Threat to UK tech ambition: Aveva deal is an important test case for the National Security & Investment Act, says ALEX BRUMMER
The level of publicly declared opposition to the effort by French giant Schneider to buy out the minority shareholders in the UK software innovator Aveva is unusual.
In spite of owning 59 per cent of the stock, Schneider, advised by Citi, has struggled to get an offer which values Aveva at just under £10billion over the line.
The French company recognised early on the value of the Cambridge-developed manufacturing software written by Aveva and injected some of its own technology into the business and supported the takeover by Aveva of US competitor Osisoft.
Thwarted: In spite of owning 59% of the stock, Schneider, advised by Citi, has struggled to get an offer which values Aveva at just under £10bn over the line
There is an enormous difference between being a free-standing FTSE 100 company, with an independent board and governance, and being the fully owned subsidiary of a French electrical conglomerate Aveva operates an open architecture for its software (similarly to Arm Holdings) and the offer document indicates that this, and continued investment in R&D, will continue.
We live, however, in turbulent times and such commitments during a global downturn are hard to enforce.
Schneider may have effective control of Aveva but it is not in command.
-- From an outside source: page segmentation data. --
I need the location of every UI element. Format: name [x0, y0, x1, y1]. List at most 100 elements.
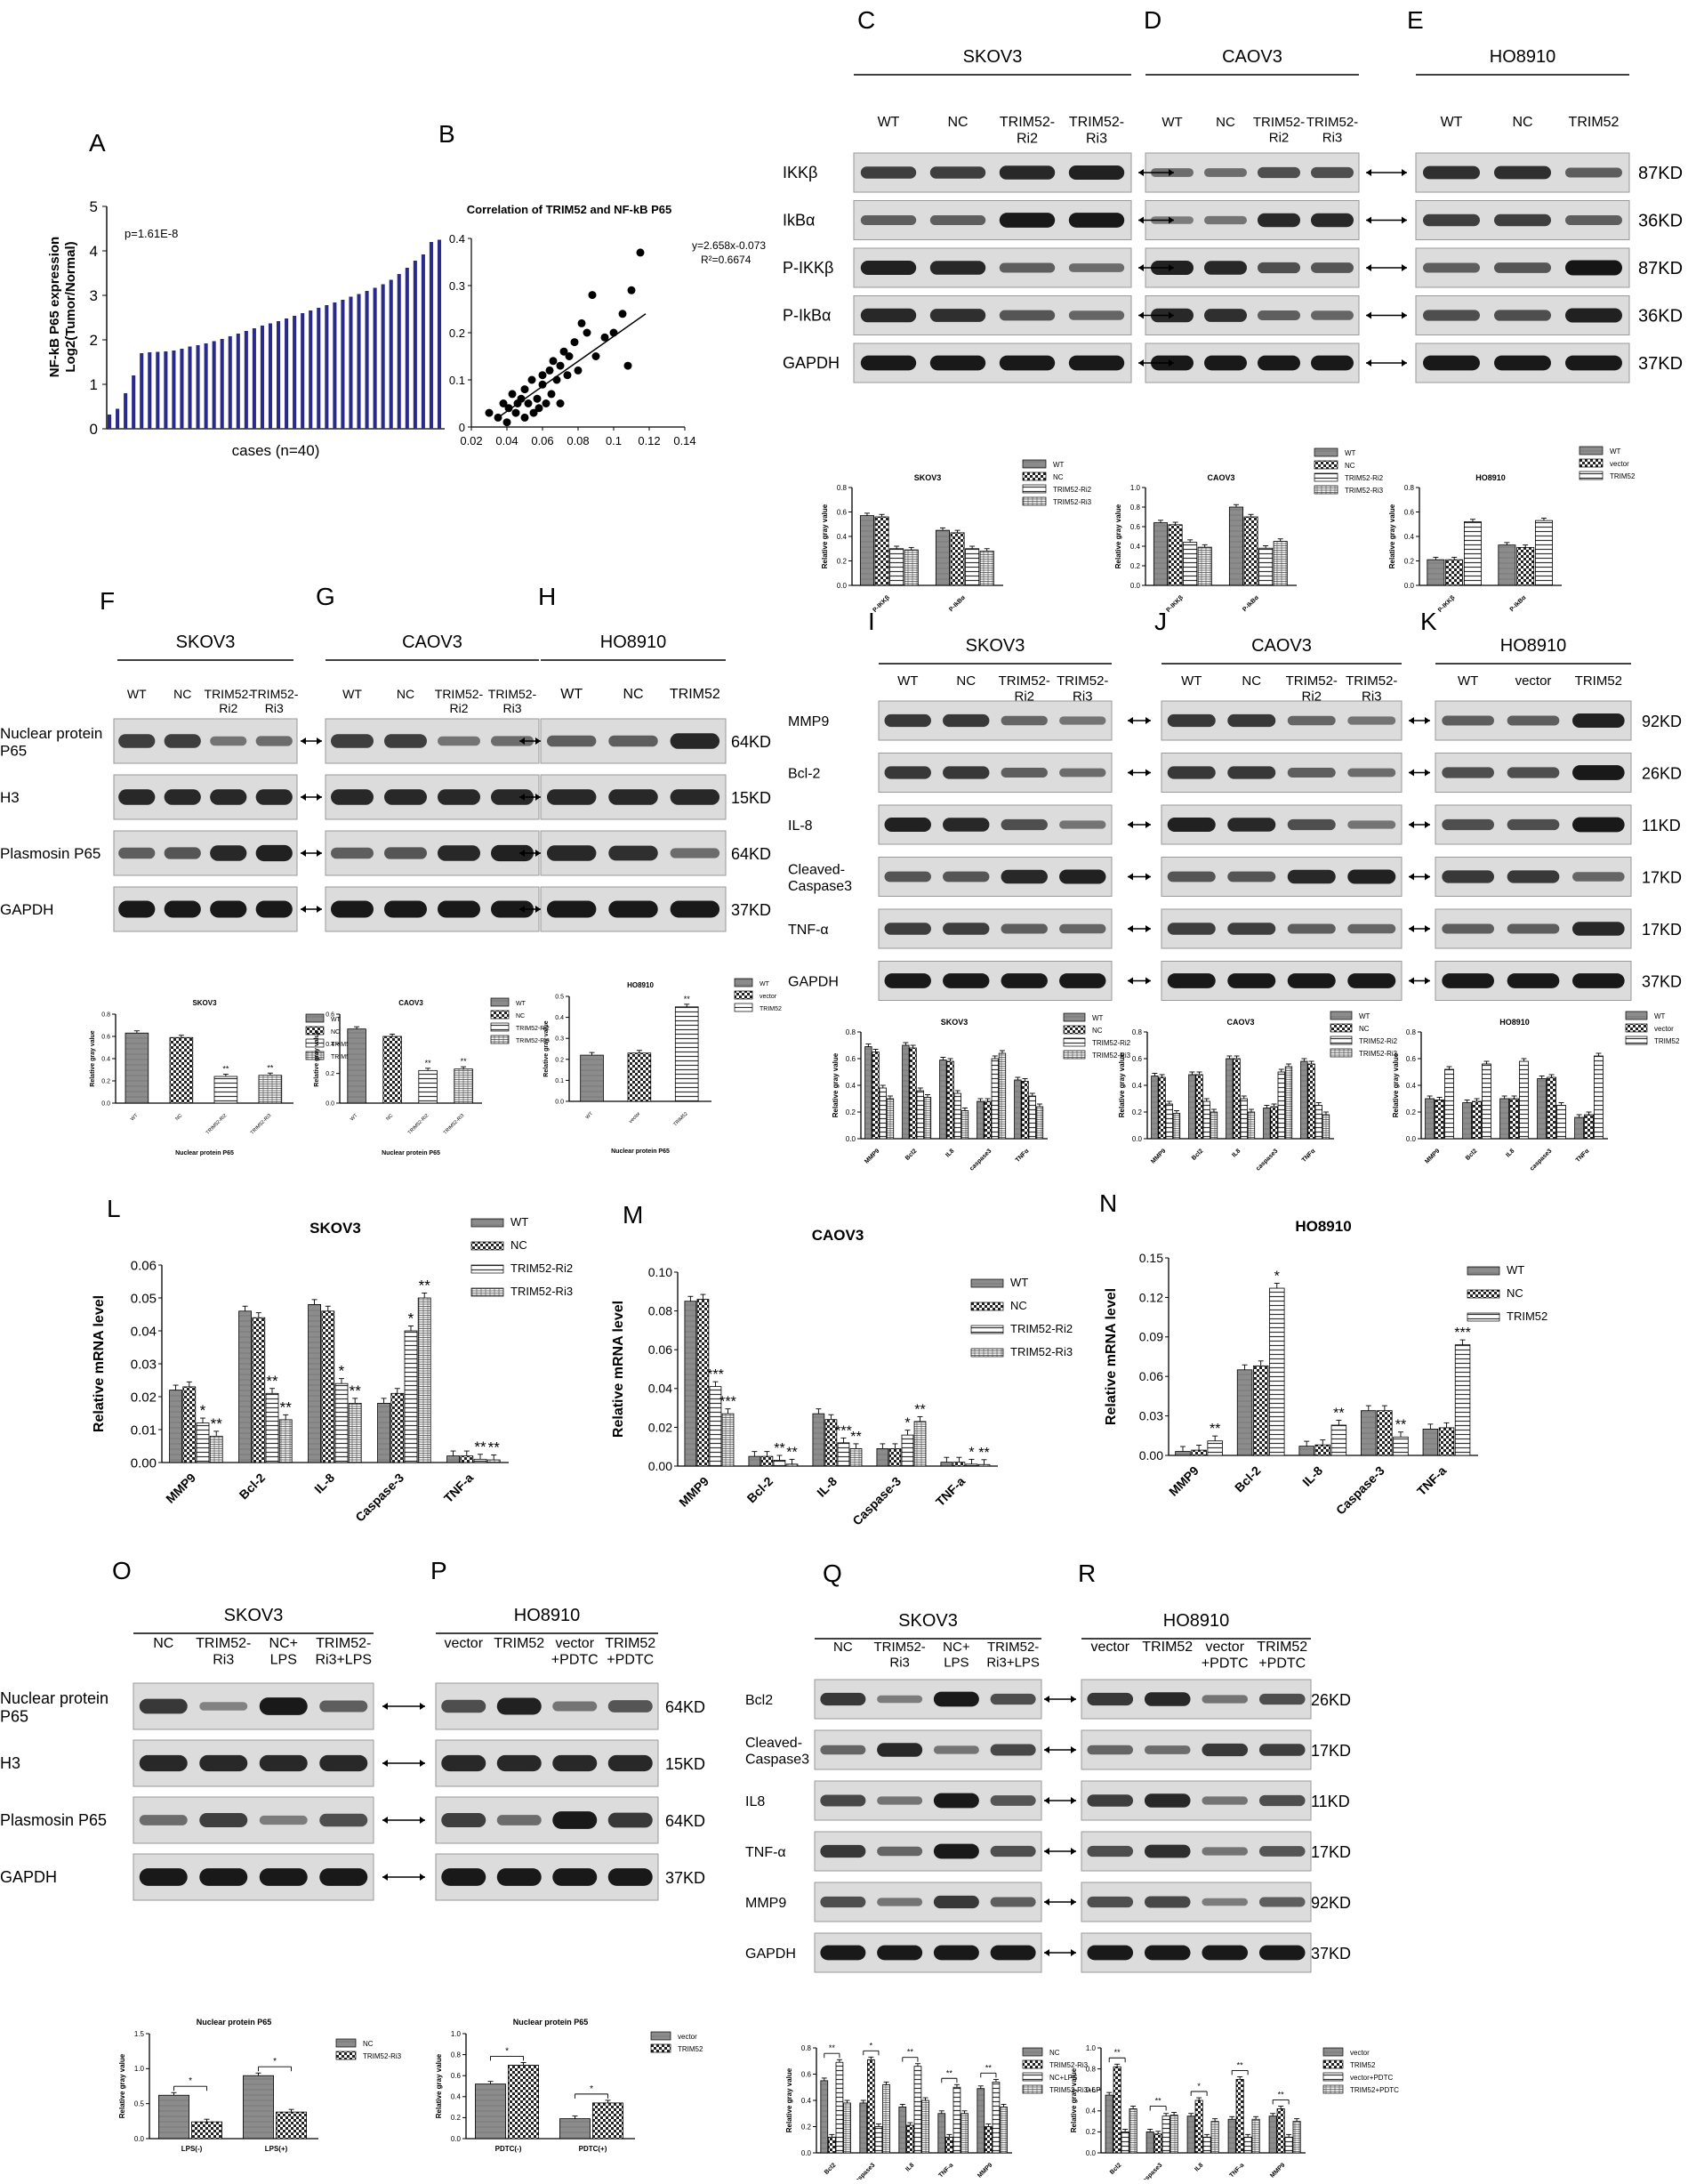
- legend-entry: TRIM52: [678, 2045, 703, 2053]
- double-arrow-icon: [1409, 873, 1430, 881]
- molecular-weight-label: 64KD: [731, 845, 771, 863]
- protein-band: [1565, 355, 1622, 371]
- y-tick-label: 0.0: [846, 1135, 856, 1143]
- protein-band: [546, 900, 597, 918]
- protein-band: [491, 900, 534, 918]
- y-tick-label: 5: [90, 198, 98, 215]
- y-tick-label: 0.6: [451, 2072, 462, 2080]
- protein-band: [929, 355, 986, 371]
- molecular-weight-label: 36KD: [1638, 212, 1683, 231]
- lane-label: vector +PDTC: [1202, 1640, 1249, 1671]
- y-tick-label: 0.0: [1406, 1135, 1417, 1143]
- legend-entry: TRIM52-Ri2: [510, 1261, 573, 1275]
- bar: [1298, 1446, 1314, 1456]
- bar: [389, 279, 393, 429]
- protein-band: [933, 1745, 979, 1754]
- y-tick-label: 0.06: [131, 1258, 157, 1273]
- bar: [879, 1087, 887, 1140]
- y-axis-label: Relative gray value: [90, 1030, 96, 1087]
- significance-mark: *: [505, 2046, 509, 2056]
- y-tick-label: 0.6: [801, 2070, 812, 2078]
- arrow-head: [1128, 821, 1133, 828]
- panel-letter-L: L: [107, 1195, 121, 1222]
- y-tick-label: 0.6: [846, 1055, 856, 1063]
- row-label: P-IkBα: [783, 307, 831, 325]
- category-label: Bcl-2: [237, 1471, 269, 1503]
- chart-Jbar: 0.0 0.2 0.4 0.6 0.8 CAOV3 Relative gray value M…: [1118, 1011, 1398, 1173]
- legend-entry: WT: [331, 1017, 342, 1023]
- bar: [977, 2088, 985, 2154]
- protein-band: [384, 789, 427, 805]
- protein-band: [943, 871, 990, 882]
- bar: [867, 2059, 875, 2154]
- panel-letter-H: H: [538, 583, 556, 610]
- data-point: [499, 399, 508, 407]
- significance-mark: **: [350, 1382, 362, 1399]
- y-tick-label: 0.02: [131, 1390, 157, 1405]
- legend-swatch: [305, 1051, 325, 1060]
- chart-title: HO8910: [1295, 1218, 1351, 1235]
- protein-band: [1347, 820, 1396, 829]
- data-point: [545, 366, 554, 375]
- bar: [1195, 1074, 1203, 1140]
- significance-mark: **: [985, 2063, 993, 2072]
- category-label: WT: [350, 1113, 359, 1123]
- legend-swatch: [1022, 2084, 1043, 2094]
- row-label: P-IKKβ: [783, 259, 833, 277]
- category-label: MMP9: [977, 2162, 993, 2179]
- y-tick-label: 1.0: [134, 2065, 145, 2073]
- bar: [859, 515, 874, 586]
- double-arrow-icon: [1138, 264, 1174, 271]
- significance-mark: ***: [719, 1395, 736, 1410]
- protein-band: [1494, 355, 1551, 371]
- y-tick-label: 0.06: [648, 1342, 672, 1357]
- molecular-weight-label: 64KD: [731, 733, 771, 751]
- arrow-head: [1128, 717, 1133, 724]
- protein-band: [1167, 973, 1216, 988]
- bar: [627, 1052, 652, 1102]
- protein-band: [210, 845, 247, 861]
- protein-band: [118, 789, 156, 805]
- molecular-weight-label: 87KD: [1638, 164, 1683, 183]
- protein-band: [1204, 168, 1247, 177]
- lane-label: NC+ LPS: [269, 1636, 298, 1667]
- protein-band: [552, 1701, 598, 1712]
- y-tick-label: 1: [90, 376, 98, 393]
- y-tick-label: 0.8: [451, 2051, 462, 2059]
- arrow-head: [1409, 821, 1414, 828]
- protein-band: [1202, 1695, 1249, 1704]
- arrow-head: [1402, 359, 1407, 367]
- cell-line-title: CAOV3: [1251, 636, 1312, 656]
- legend-entry: TRIM52-Ri2: [1053, 486, 1092, 494]
- legend-swatch: [1467, 1266, 1500, 1276]
- panel-letter-A: A: [89, 129, 106, 157]
- bar: [909, 1047, 917, 1140]
- protein-band: [496, 1868, 542, 1886]
- double-arrow-icon: [1409, 821, 1430, 828]
- protein-band: [1442, 870, 1494, 883]
- bar: [721, 1413, 735, 1467]
- bar: [1207, 1440, 1223, 1456]
- bar: [977, 1100, 985, 1140]
- y-tick-label: 0.8: [101, 1011, 110, 1018]
- legend-entry: TRIM52-Ri2: [1010, 1322, 1073, 1335]
- protein-band: [884, 871, 931, 882]
- data-point: [563, 371, 572, 380]
- bar: [204, 343, 208, 429]
- protein-band: [929, 214, 986, 226]
- significance-mark: **: [419, 1277, 431, 1293]
- double-arrow-icon: [1044, 1848, 1076, 1855]
- y-tick-label: 0.15: [1139, 1251, 1163, 1265]
- protein-band: [820, 1945, 866, 1961]
- chart-title: HO8910: [1475, 473, 1506, 482]
- protein-band: [1565, 214, 1622, 226]
- double-arrow-icon: [519, 794, 541, 801]
- significance-mark: **: [1155, 2097, 1162, 2106]
- arrow-head: [1071, 1898, 1076, 1906]
- bar: [945, 2136, 953, 2154]
- protein-band: [1311, 310, 1354, 320]
- protein-band: [1565, 260, 1622, 276]
- legend-swatch: [1063, 1012, 1086, 1022]
- protein-band: [118, 734, 156, 748]
- legend-entry: WT: [1092, 1014, 1104, 1022]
All the evidence suggests that however critical an overseas offshoot of a foreign-owned company may be, when push comes to shove and costs have to be shaved a British subsidiary is going to be more vulnerable to cuts than the domestic company.
This is especially true of France which has put up such high protectionist barriers around its own key industries.
At a time when Chancellor Jeremy Hunt is touting Britain as the ‘world’s next Silicon Valley’, it is hard to see that happening when the UK so easily disposes of its crown jewels.
Again, this is especially true for Aveva, in that its software could be vital in driving the renewables agenda at home and overseas.
A government which kicked Huawei off sensitive parts of the telecoms network and is seeking to unwind the takeover of Newport Wafer Fab by a Chinese-controlled entity should not feel comfortable about the technology transfer that could occur under the new ownership structure.
It used to be the case that when shareholders have spoken there is no turning back. This is no longer true. In spite of undertakings made by US satellite firm Viasat not to defenestrate its British rival Inmarsat, the deal has ended up with a Competition & Markets Authority probe.
Intervention came too late to save a raft of mid-ranking innovative UK companies, including Cobham and Ultra Electronics, from thorough scrutiny.
Aveva is an important test case for the National Security & Investment Act. It should not be seen as a ‘tidy-up’ by Schneider and allowed to sneak under the radar.
A good example of Anglo-French cohabitation is do-it-yourself champions Kingfisher. The owner of B&Q and Screwfix in the UK and Castorama and Brico across the channel is a retailer for all seasons.
In the pandemic it was embraced by the WFH masses. Chinese-schooled chief executive Thierry Garnier was quick to embrace online.
After a post-Covid dip, it is benefiting from the energy fallout of war in Ukraine. Loft insulation sales are up 108 per cent year-on-year and Screwfix is doing a roaring trade in thermostatic radiator valves, anticipating the Chancellor’s effort to get people to slash energy bills by 15 per cent.
After the Covid boom Kingfisher shares have taken a beating and the upper end of the 2022 profit forecast has been trimmed to £760million from £770million. This is down from pandemic peak profits of close to £1billion.
There is plenty of life yet in DIY and France is the next stop for Screwfix.
Out of the blue, an unsolicited email from Schroders arrives, extolling the virtues of the UK Public Private Trust.
With the share price at 15.3p, the shares are selling at a chunky 50.5 per cent discount to asset value. As a holder, I would love to see the discount closed.
But I cannot erase my disgust that in its previous incarnation – as Woodford Patient Capital – the trust was stuffed by Neil Woodford with holdings from his now-liquidated main Equity Income fund as he desperately sought to conform to regulatory requirements.
More than three years on, the Financial Conduct Authority has still to tell us what went wrong and who should take the blame.